Throughout most of 2009, local carriers were cash starved as demand turned extremely elastic. In such a scenario, losses of leading airlines Jet and Kingfisher mounted to Rs 1,602 crore and Rs 1,032 crore, respectively, in 2008-09.

Jet and state-owned Air India faced the ire of pilots as they embarked cost cutting. They ran huge losses as pilots went on mass sick leave. It was also a year, when airlines ruthlessly reduced their fleet sizes to match demand.

The year saw airlines making desperate bid to afloat. Full service carriers (FSCs) Kingfisher Airlines and Jet Airways overhauled their business models to include more all-economy flights. They took on the budget carriers, which were eating into their market as demand for business and premium class travel plunged.

But most of the bad news was in the first half of last year. Towards the later part of 2009, domestic airlines were slowly emerging out of the turbulence and most of them ended the year with profits as demand picked up and fares soared. The number of passengers carried by domestic airlines in 2009 jumped 7.86% to 445.13 lakh against 412.71 lakh in 2008.
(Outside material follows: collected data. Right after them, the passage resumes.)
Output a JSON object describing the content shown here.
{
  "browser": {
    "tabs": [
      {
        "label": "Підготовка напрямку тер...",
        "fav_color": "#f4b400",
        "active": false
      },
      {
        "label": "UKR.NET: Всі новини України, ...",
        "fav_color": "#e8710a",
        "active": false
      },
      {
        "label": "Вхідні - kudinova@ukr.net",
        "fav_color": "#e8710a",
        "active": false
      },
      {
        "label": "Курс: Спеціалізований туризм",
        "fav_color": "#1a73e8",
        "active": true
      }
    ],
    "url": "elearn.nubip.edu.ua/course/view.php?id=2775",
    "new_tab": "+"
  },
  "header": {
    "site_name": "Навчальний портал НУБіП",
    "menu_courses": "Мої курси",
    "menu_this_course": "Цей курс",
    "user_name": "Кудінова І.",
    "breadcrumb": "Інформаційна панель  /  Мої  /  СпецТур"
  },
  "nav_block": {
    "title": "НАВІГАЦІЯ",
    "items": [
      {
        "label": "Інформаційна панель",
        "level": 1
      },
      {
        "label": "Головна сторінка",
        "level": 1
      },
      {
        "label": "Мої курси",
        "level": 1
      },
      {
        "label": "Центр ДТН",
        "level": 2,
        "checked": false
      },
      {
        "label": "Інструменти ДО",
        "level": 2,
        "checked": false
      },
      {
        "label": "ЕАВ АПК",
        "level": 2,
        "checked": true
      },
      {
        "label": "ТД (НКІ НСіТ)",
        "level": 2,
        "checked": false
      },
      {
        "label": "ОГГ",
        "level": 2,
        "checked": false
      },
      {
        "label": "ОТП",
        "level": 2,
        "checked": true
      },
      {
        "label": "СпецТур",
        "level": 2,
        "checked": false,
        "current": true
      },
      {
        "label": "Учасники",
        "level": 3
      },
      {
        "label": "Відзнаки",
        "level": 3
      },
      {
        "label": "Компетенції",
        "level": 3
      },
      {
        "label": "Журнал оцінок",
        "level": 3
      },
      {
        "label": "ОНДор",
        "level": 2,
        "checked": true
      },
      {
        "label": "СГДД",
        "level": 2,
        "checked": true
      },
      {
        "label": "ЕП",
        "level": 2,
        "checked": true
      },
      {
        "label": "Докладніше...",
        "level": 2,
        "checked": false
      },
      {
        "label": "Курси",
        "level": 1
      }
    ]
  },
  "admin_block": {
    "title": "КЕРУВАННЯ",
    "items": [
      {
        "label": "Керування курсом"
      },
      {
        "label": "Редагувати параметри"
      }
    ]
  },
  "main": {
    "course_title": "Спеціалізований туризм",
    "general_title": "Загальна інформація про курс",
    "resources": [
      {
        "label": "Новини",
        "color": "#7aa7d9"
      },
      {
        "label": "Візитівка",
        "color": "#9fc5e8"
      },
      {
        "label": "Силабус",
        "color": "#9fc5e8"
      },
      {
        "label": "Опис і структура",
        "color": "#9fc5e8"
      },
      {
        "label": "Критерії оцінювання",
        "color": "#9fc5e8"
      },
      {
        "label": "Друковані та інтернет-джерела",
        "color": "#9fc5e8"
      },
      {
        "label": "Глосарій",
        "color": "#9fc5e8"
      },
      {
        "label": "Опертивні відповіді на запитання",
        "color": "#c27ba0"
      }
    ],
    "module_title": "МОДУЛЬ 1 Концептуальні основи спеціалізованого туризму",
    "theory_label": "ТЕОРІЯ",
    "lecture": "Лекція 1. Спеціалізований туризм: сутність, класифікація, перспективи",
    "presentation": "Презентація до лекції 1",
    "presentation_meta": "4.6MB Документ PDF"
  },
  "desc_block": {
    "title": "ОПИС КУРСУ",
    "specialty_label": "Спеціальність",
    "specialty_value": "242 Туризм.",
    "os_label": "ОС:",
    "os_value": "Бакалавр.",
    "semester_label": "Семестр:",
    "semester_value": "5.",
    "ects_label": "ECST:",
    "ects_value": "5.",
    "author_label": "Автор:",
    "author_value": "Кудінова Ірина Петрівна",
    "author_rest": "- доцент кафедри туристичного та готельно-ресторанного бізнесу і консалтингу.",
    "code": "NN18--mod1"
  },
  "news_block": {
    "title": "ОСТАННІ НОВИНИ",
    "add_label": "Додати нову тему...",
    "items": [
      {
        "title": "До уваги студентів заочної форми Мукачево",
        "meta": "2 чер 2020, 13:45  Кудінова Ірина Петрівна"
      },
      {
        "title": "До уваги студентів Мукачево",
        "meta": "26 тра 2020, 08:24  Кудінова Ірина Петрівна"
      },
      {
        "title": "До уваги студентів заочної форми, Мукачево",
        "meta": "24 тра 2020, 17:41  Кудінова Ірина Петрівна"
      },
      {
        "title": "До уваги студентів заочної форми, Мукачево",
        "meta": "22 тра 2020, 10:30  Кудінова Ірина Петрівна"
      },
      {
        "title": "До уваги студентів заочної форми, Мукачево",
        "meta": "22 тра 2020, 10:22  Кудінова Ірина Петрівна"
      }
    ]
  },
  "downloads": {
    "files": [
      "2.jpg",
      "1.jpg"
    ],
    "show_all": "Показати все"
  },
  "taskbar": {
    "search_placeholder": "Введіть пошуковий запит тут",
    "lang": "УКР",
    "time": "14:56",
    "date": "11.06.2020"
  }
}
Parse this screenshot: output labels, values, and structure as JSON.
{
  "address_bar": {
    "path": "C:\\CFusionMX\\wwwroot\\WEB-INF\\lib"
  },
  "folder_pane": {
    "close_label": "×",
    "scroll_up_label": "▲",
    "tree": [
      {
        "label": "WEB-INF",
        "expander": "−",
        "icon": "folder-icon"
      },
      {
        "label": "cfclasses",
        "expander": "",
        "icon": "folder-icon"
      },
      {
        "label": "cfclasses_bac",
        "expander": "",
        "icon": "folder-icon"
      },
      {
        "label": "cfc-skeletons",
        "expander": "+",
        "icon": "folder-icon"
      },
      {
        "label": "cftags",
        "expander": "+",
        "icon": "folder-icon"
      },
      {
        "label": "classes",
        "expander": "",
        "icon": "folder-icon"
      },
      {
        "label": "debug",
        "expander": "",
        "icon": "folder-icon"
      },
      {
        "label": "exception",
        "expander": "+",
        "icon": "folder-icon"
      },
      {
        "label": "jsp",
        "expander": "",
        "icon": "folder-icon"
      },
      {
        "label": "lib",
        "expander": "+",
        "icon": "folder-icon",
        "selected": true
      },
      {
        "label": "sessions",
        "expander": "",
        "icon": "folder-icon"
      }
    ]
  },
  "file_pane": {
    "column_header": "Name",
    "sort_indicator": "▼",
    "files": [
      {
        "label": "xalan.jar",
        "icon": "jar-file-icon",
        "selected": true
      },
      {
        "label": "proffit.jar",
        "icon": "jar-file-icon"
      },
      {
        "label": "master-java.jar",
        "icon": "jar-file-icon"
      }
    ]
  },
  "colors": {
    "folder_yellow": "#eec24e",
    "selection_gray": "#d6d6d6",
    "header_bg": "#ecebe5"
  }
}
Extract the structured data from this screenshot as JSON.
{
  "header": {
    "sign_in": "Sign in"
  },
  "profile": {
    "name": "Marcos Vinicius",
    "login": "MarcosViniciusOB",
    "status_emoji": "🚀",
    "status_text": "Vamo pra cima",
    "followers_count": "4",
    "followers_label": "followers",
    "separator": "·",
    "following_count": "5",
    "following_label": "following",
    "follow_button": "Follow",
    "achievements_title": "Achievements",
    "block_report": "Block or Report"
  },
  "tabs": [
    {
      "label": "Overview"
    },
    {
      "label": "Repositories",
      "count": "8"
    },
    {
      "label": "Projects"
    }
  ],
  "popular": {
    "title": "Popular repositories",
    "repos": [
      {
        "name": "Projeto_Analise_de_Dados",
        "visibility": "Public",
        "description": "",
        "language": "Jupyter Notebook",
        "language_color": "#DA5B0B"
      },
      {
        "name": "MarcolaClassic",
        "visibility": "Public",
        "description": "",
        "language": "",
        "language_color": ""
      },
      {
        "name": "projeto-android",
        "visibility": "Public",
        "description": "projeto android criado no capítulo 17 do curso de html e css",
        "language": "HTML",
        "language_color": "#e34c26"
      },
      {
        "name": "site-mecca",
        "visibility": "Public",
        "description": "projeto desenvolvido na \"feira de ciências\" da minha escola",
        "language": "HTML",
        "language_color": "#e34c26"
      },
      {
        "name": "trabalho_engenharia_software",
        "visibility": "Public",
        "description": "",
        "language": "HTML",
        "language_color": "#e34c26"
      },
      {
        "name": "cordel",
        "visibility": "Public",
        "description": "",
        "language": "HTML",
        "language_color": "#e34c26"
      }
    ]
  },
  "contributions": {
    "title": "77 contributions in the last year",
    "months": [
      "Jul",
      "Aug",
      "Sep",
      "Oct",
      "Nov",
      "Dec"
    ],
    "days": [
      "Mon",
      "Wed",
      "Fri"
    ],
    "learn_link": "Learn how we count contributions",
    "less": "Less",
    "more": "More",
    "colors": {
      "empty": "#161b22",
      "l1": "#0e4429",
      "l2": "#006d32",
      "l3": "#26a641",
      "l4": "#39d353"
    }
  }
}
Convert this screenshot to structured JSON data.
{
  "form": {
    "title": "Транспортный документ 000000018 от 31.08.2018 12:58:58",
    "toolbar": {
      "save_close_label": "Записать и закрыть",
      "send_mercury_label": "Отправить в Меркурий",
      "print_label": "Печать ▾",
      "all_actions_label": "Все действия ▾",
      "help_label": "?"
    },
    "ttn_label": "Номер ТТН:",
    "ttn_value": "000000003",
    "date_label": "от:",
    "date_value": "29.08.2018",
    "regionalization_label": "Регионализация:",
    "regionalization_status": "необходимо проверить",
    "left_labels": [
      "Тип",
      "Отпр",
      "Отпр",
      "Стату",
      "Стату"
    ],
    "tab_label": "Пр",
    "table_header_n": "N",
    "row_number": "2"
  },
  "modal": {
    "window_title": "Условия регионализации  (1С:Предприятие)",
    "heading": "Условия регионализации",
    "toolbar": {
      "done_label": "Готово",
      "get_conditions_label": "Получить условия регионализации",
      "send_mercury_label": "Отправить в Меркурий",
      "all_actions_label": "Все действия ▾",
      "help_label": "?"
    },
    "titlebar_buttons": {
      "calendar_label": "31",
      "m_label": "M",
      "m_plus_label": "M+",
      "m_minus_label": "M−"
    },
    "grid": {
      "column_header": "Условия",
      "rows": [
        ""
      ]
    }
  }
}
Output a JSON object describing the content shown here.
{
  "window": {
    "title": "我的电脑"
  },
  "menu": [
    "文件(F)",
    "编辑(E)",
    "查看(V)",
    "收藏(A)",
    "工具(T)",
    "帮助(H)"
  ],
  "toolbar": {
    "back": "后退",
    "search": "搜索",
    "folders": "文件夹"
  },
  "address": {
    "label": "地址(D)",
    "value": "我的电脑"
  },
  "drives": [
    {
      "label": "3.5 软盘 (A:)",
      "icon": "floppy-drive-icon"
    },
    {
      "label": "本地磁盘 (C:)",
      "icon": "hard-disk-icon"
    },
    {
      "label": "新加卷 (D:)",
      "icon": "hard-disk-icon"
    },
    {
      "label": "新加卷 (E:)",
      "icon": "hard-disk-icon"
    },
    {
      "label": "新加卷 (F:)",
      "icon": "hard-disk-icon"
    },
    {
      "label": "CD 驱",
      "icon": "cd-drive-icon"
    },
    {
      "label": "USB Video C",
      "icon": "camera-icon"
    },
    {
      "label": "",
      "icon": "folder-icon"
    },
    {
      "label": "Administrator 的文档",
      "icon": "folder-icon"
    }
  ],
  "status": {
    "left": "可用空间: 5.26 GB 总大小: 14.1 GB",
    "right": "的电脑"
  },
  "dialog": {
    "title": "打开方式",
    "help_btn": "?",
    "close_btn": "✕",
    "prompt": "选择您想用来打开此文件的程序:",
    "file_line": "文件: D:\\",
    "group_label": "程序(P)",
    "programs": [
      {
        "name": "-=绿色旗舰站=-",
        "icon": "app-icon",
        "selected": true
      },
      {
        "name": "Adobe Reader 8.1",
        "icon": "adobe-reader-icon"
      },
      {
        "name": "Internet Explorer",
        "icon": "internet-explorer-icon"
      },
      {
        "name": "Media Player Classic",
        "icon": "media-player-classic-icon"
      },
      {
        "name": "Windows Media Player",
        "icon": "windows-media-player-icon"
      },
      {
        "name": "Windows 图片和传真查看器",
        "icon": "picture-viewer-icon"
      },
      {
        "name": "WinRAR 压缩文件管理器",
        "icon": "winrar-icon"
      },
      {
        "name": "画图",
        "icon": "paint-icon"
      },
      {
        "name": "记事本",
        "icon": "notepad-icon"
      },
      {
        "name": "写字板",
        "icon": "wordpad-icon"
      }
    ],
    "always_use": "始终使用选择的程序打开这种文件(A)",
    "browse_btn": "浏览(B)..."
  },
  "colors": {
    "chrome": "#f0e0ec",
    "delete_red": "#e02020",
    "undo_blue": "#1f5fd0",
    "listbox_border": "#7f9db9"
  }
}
“Keeping capacity in check, a rise in demand and stable fuel prices helped Indian carriers carry record passengers in December,” said Dinesh Keskar, president, Boeing India.

And, as that happened, financials of airlines turned positive with Jet registering net profit of Rs 106 crore, with two third of its revenues coming from its low cost subsidiary JetKonnect. No-frills airline Spicejet also reported profits of Rs 109 crore and
Kingfisher Airlines managed to earn Rs 15 crore operating profits on its domestic operations.

The trend in the shipping sector was also as choppy. Last year, global recession hit the trade activity massively and the worst affected has been the shipping industry. Not only did trade dry off, even the availability of funds was an issue.

As shipping is not recognised as infrastructure, financial institutions are reluctant to give funding. While the shipping industry was dealing with the blow of funds drying up, the freight rates came crashing down due to lack of demand.

The Baltic Dry Index (BDI) reached its lowest point in August (2421) after witnessing a drop of 44% from the year’s high of 4291 on June 3 to.

This drop was attributed to China reducing raw-material imports and a record number of new vessels are setting sail leading to overcapacity. The China factor not only got the BDI crashing but also has been the main contributor to the drop in shipping rates.

While the commodities trade was suffering the instability in oil prices also led to stagnation in the day rates of rigs, which started to idle due to a slowdown in the offshore activities. These factors led to massive order cancellations for the ship building yards and the order book size started to shrink.

However, due to the winter effect the BDI once again stabilised and the offshore activity took off as oil reached around $75-80/barrel. There was renewed interest for offshore vessels and jack up rigs. Companies started to aggressively market their idle rigs and things for now started to look up.

However, the lack of funds and slow process of the government in releasing the subsidy claims of the shipbuilders is still a worrisome factor.

The volatility in China’s import of iron core and the oil prices still hounds the shipping industry, which is all set to deal with the overcapacity caused by the new ships and more-or-less stable demand.